[Nigeria Business Week] Towards self-dependence, reduced importation
27-07-2018 12:34:00 | by: Andrea Ayemoba | hits: 15193 | Tags:

As industries grow, so does the job market, consumer satisfaction and investor confidence. Nigeria is gaining a reputation as fertile ground for both business expansion and takeoff point for startups. Last year alone, figures reveal that out of the $560m technology startup investments that entered Africa, Nigeria earned $114.6m, ranking third place to South Africa and Kenya.

Further international investment was seen in the entertainment industry, with Universal Music Group opening an office in Lagos and global insurance group, Allianz, acquiring 99.03 percent of the shares in Nigerian insurer Ensure Insurance.

More on international/local relations, The Nigeria Employers Consultative Association appointed Nestlé Nigeria’s Managing Director and Chief Executive Officer, Mauricio Alarcon, as its Vice President.

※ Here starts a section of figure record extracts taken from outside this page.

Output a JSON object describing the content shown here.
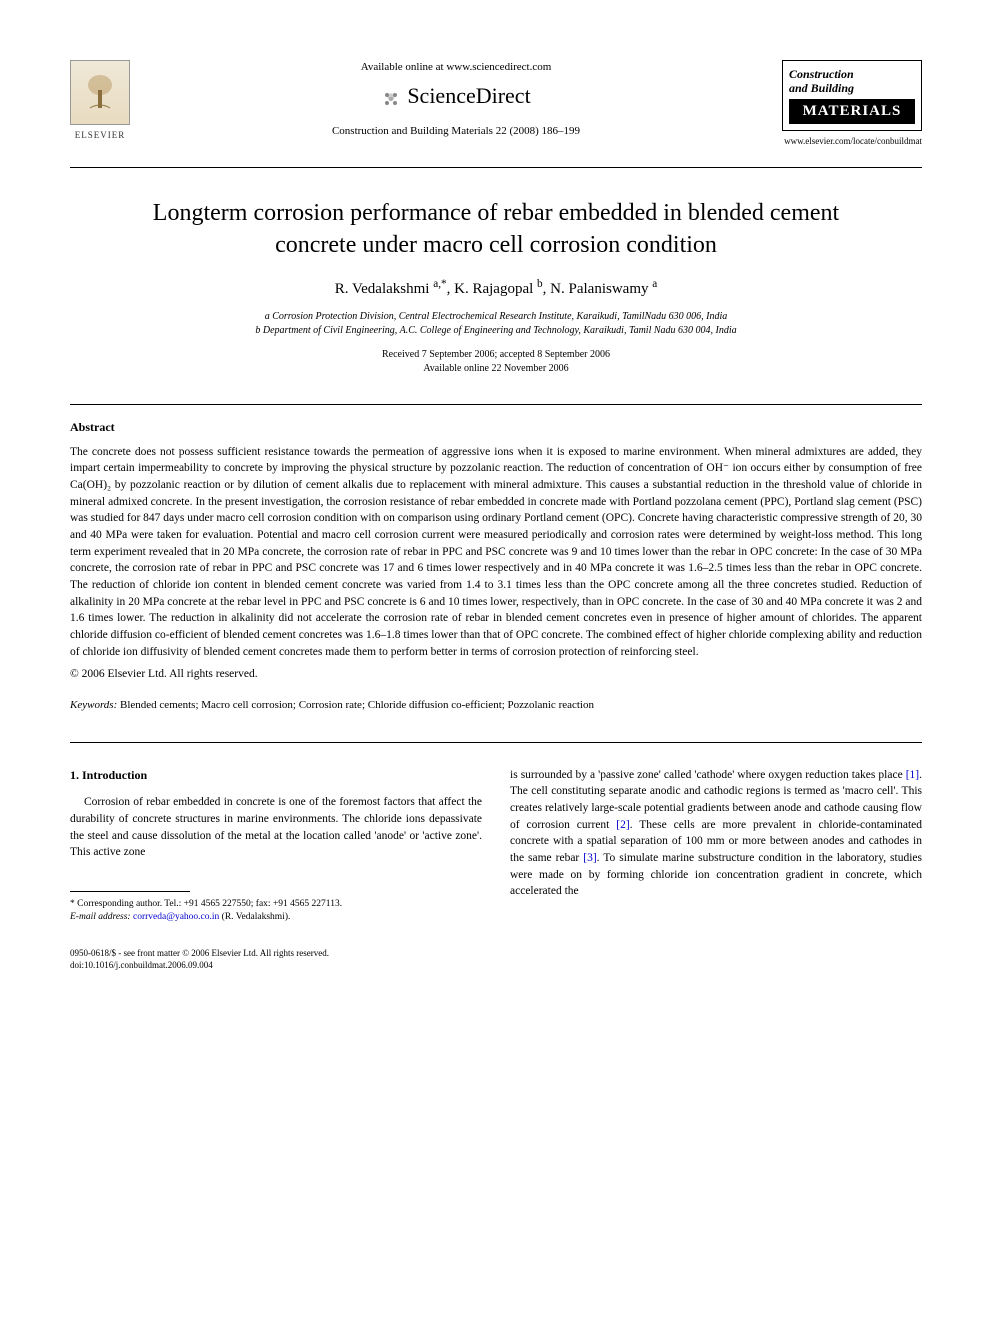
{
  "header": {
    "available_online": "Available online at www.sciencedirect.com",
    "sciencedirect": "ScienceDirect",
    "journal_ref": "Construction and Building Materials 22 (2008) 186–199",
    "elsevier": "ELSEVIER",
    "journal_logo_line1": "Construction",
    "journal_logo_line2": "and Building",
    "journal_logo_line3": "MATERIALS",
    "journal_url": "www.elsevier.com/locate/conbuildmat"
  },
  "article": {
    "title": "Longterm corrosion performance of rebar embedded in blended cement concrete under macro cell corrosion condition",
    "authors_html": "R. Vedalakshmi <sup>a,*</sup>, K. Rajagopal <sup>b</sup>, N. Palaniswamy <sup>a</sup>",
    "affiliation_a": "a Corrosion Protection Division, Central Electrochemical Research Institute, Karaikudi, TamilNadu 630 006, India",
    "affiliation_b": "b Department of Civil Engineering, A.C. College of Engineering and Technology, Karaikudi, Tamil Nadu 630 004, India",
    "dates_line1": "Received 7 September 2006; accepted 8 September 2006",
    "dates_line2": "Available online 22 November 2006"
  },
  "abstract": {
    "heading": "Abstract",
    "text": "The concrete does not possess sufficient resistance towards the permeation of aggressive ions when it is exposed to marine environment. When mineral admixtures are added, they impart certain impermeability to concrete by improving the physical structure by pozzolanic reaction. The reduction of concentration of OH⁻ ion occurs either by consumption of free Ca(OH)₂ by pozzolanic reaction or by dilution of cement alkalis due to replacement with mineral admixture. This causes a substantial reduction in the threshold value of chloride in mineral admixed concrete. In the present investigation, the corrosion resistance of rebar embedded in concrete made with Portland pozzolana cement (PPC), Portland slag cement (PSC) was studied for 847 days under macro cell corrosion condition with on comparison using ordinary Portland cement (OPC). Concrete having characteristic compressive strength of 20, 30 and 40 MPa were taken for evaluation. Potential and macro cell corrosion current were measured periodically and corrosion rates were determined by weight-loss method. This long term experiment revealed that in 20 MPa concrete, the corrosion rate of rebar in PPC and PSC concrete was 9 and 10 times lower than the rebar in OPC concrete: In the case of 30 MPa concrete, the corrosion rate of rebar in PPC and PSC concrete was 17 and 6 times lower respectively and in 40 MPa concrete it was 1.6–2.5 times less than the rebar in OPC concrete. The reduction of chloride ion content in blended cement concrete was varied from 1.4 to 3.1 times less than the OPC concrete among all the three concretes studied. Reduction of alkalinity in 20 MPa concrete at the rebar level in PPC and PSC concrete is 6 and 10 times lower, respectively, than in OPC concrete. In the case of 30 and 40 MPa concrete it was 2 and 1.6 times lower. The reduction in alkalinity did not accelerate the corrosion rate of rebar in blended cement concretes even in presence of higher amount of chlorides. The apparent chloride diffusion co-efficient of blended cement concretes was 1.6–1.8 times lower than that of OPC concrete. The combined effect of higher chloride complexing ability and reduction of chloride ion diffusivity of blended cement concretes made them to perform better in terms of corrosion protection of reinforcing steel.",
    "copyright": "© 2006 Elsevier Ltd. All rights reserved."
  },
  "keywords": {
    "label": "Keywords:",
    "text": "Blended cements; Macro cell corrosion; Corrosion rate; Chloride diffusion co-efficient; Pozzolanic reaction"
  },
  "body": {
    "section_heading": "1. Introduction",
    "col1_p1": "Corrosion of rebar embedded in concrete is one of the foremost factors that affect the durability of concrete structures in marine environments. The chloride ions depassivate the steel and cause dissolution of the metal at the location called 'anode' or 'active zone'. This active zone",
    "col2_p1_a": "is surrounded by a 'passive zone' called 'cathode' where oxygen reduction takes place ",
    "ref1": "[1]",
    "col2_p1_b": ". The cell constituting separate anodic and cathodic regions is termed as 'macro cell'. This creates relatively large-scale potential gradients between anode and cathode causing flow of corrosion current ",
    "ref2": "[2]",
    "col2_p1_c": ". These cells are more prevalent in chloride-contaminated concrete with a spatial separation of 100 mm or more between anodes and cathodes in the same rebar ",
    "ref3": "[3]",
    "col2_p1_d": ". To simulate marine substructure condition in the laboratory, studies were made on by forming chloride ion concentration gradient in concrete, which accelerated the"
  },
  "footnote": {
    "line1": "* Corresponding author. Tel.: +91 4565 227550; fax: +91 4565 227113.",
    "line2_label": "E-mail address:",
    "line2_email": "corrveda@yahoo.co.in",
    "line2_tail": "(R. Vedalakshmi)."
  },
  "footer": {
    "line1": "0950-0618/$ - see front matter © 2006 Elsevier Ltd. All rights reserved.",
    "line2": "doi:10.1016/j.conbuildmat.2006.09.004"
  }
}
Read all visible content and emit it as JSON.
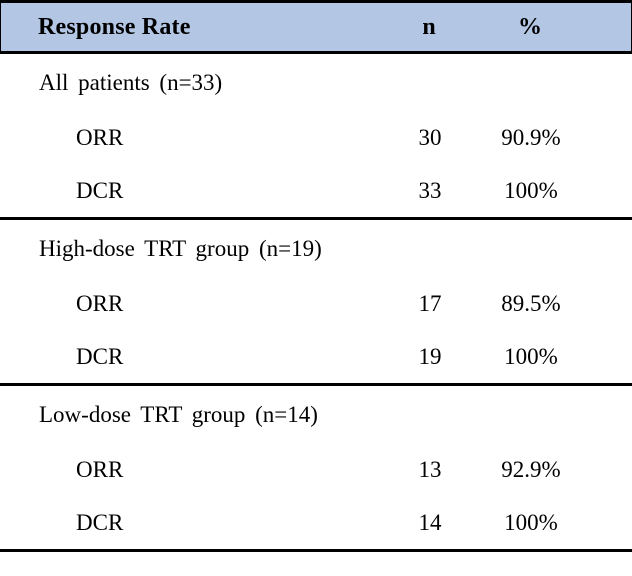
{
  "table": {
    "header": {
      "label": "Response Rate",
      "col_n": "n",
      "col_pct": "%"
    },
    "sections": [
      {
        "title": "All patients (n=33)",
        "rows": [
          {
            "label": "ORR",
            "n": "30",
            "pct": "90.9%"
          },
          {
            "label": "DCR",
            "n": "33",
            "pct": "100%"
          }
        ]
      },
      {
        "title": "High-dose TRT group (n=19)",
        "rows": [
          {
            "label": "ORR",
            "n": "17",
            "pct": "89.5%"
          },
          {
            "label": "DCR",
            "n": "19",
            "pct": "100%"
          }
        ]
      },
      {
        "title": "Low-dose TRT group (n=14)",
        "rows": [
          {
            "label": "ORR",
            "n": "13",
            "pct": "92.9%"
          },
          {
            "label": "DCR",
            "n": "14",
            "pct": "100%"
          }
        ]
      }
    ],
    "colors": {
      "header_bg": "#b3c6e4",
      "border": "#000000",
      "text": "#000000"
    }
  }
}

On the indigenous front, Lagos-based airline, Green Africa Airways has joined the Flight Safety Foundation, an independent and international organization dedicated to global aviation safety. As for the Nigerian Aviation industry, a pleasant development is in works as National Carrier, Nigeria Air, is all set to launch operations by year end. This is development comes as a shine to the national image of the country considering the fact that it has been nearly 15 years since the previous State-run airline, Nigerian Airways, ceased operations. President Buhari expressed optimism that this could go a long way to, amongst other advantages, create jobs for the ever-growing populace.

The Nigeria Stock Exchange (NSE) has been busy with youth trainings on financial literacy, collaborating with Kinabuti Fashion Initiative to engage about 25,000 undergraduates on capital market education. The NSE also announced the listing of a $30 million Green Bond at coupon rate of 13.48% by Government’s Debt Management Office.

Agriculture continues to be upheld as the shovel that will dig Nigeria out of international dependency. To that end, the Raw Materials Research and Development Council has reached an agreement with agricultural entrepreneurs to collaborate in rural agro-industrial development.

The construction industry has not gone unnoticed, with Larfage Africa recording an impressive $448 million half year net sales.

The industries of Nigeria are teaming up to reach the same goal – self dependence and reduced importation. It’s a rocky slide and an almost endless process, but the process continues nonetheless.